I think she wrote this song while in a trauma bond with someone that she loved very much and on the precipice of coming back to reality, she hit the revenge button and wrote of her anger toward this piece of shit that dumped her. Now he hears it every time it is sung on the radio. Does he roll his eyes, or take stock in himself?
I enjoy listening to Dr. Gabor Maté’s advice on life, his life, what he has been through to get to this place of experiential knowledge. I use this video in my course for therapists to discuss the topic of people pleasing. I hope you will enjoy it.
How do I see this with men (and women who have more than the narcissist) who are survivors? They are robbed of all their money in court during a divorce.
With women, they are signing legal documents without reading – because they are being pushed into signing through on-going manipulation in the household. They have learned to just do whatever he says.
All survivors will have experienced some trauma symptoms during or after the pathological love relationship (PLR/Pathological Love Relationship = her terms for having a narcissistic abuse partner)

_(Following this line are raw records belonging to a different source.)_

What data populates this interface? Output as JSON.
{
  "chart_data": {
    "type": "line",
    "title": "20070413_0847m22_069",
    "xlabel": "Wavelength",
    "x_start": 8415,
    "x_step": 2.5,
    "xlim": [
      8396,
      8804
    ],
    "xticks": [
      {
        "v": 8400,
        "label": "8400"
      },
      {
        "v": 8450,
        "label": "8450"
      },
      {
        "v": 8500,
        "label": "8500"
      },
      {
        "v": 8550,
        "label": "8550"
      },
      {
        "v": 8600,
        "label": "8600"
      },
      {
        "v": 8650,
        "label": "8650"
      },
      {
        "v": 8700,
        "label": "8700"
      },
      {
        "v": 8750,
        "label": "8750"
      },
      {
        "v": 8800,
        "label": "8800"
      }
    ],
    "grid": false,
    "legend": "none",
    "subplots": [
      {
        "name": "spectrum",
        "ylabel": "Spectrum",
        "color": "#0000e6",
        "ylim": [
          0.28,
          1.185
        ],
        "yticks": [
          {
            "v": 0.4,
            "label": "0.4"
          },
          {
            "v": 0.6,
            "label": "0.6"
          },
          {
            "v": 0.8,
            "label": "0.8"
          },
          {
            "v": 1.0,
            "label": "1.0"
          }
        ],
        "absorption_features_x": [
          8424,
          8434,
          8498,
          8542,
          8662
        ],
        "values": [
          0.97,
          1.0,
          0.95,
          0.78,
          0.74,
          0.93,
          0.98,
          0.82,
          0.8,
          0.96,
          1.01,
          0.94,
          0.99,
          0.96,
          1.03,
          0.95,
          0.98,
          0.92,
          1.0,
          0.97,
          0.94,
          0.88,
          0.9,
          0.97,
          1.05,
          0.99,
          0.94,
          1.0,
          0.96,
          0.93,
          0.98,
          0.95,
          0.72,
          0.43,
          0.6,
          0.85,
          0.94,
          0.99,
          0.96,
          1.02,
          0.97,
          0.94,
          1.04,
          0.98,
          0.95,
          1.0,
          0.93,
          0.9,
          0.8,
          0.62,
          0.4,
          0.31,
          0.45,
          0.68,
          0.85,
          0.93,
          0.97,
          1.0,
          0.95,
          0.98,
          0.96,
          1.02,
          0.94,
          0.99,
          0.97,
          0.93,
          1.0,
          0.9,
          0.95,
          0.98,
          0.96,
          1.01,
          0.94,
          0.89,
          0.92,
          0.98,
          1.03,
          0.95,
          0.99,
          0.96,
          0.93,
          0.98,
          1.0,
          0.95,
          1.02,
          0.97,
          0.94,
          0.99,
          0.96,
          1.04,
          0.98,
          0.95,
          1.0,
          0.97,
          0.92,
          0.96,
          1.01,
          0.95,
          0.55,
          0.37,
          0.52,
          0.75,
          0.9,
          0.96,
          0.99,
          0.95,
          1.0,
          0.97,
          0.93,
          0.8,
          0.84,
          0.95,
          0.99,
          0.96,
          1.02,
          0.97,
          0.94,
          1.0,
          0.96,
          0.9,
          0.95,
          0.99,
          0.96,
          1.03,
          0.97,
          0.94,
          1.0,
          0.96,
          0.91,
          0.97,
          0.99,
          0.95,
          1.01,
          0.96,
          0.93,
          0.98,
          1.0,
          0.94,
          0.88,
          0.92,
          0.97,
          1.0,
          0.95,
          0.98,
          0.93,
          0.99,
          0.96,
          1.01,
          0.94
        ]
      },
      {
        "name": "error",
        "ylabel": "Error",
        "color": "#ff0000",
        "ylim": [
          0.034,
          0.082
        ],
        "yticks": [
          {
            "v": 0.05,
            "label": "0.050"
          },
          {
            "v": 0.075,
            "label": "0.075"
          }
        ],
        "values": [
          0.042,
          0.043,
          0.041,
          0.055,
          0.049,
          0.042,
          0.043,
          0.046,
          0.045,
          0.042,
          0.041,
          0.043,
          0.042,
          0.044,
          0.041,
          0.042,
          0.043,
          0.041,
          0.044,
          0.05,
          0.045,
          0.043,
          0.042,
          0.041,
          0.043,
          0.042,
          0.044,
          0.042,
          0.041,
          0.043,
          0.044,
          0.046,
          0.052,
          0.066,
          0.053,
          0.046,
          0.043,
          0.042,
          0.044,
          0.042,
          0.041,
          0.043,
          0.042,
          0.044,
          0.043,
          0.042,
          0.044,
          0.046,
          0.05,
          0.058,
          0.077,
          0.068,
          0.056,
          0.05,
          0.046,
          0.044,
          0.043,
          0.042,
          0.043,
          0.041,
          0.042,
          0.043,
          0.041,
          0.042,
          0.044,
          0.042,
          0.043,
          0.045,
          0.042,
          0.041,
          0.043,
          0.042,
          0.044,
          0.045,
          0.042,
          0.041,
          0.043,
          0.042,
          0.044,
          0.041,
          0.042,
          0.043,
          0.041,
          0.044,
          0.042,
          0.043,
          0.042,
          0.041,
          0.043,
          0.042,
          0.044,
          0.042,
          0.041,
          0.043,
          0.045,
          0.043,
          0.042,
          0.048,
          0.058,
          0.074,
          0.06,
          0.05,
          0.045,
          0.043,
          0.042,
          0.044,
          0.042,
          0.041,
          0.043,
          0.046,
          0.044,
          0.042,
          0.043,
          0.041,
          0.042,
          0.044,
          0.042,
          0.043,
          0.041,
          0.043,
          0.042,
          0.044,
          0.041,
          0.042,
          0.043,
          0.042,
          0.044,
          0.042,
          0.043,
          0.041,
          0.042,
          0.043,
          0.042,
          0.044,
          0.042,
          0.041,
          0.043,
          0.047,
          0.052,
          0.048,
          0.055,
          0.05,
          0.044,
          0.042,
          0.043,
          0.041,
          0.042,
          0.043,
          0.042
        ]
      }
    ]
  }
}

37% have high ACE scores related to adverse childhoods; their trauma usually falls between moderate PTSD-c-PTSD ++ and higher. These survivors may have the history most associated with codependency. (I have not seen PTSD with the majority of my survivors, except when they meet Criteria A, in the DSM 5, measured with testing, and this is generally when they are with an Anti-Social PD, not a NPD ).
63% have low ACE scores and many did not have adverse childhoods. Their trauma was created in the pathological love relationship and usually falls between mild/moderate PTSD. These survivors have the history most associated with super traits of personality (super traits explained in her training).
All survivors have atypical trauma related to the effect of cognitive dissonance on their trauma. (This is what I am seeing).
Most of the time I am working with the 37% and I would say this is 99% of my survivor population. My thoughts are that if I were going to conduct research, I would want to strictly focus on survivors of Narcissistic Personality Disorder. I think this will show some interesting nuances. Sandra L. Brown has written a number of books, that you can find on the internet. If you are a therapist reading this, her workshop is on PESI. This study is referenced on my Resource page above. Please note, this study focused solely on women who were survivors.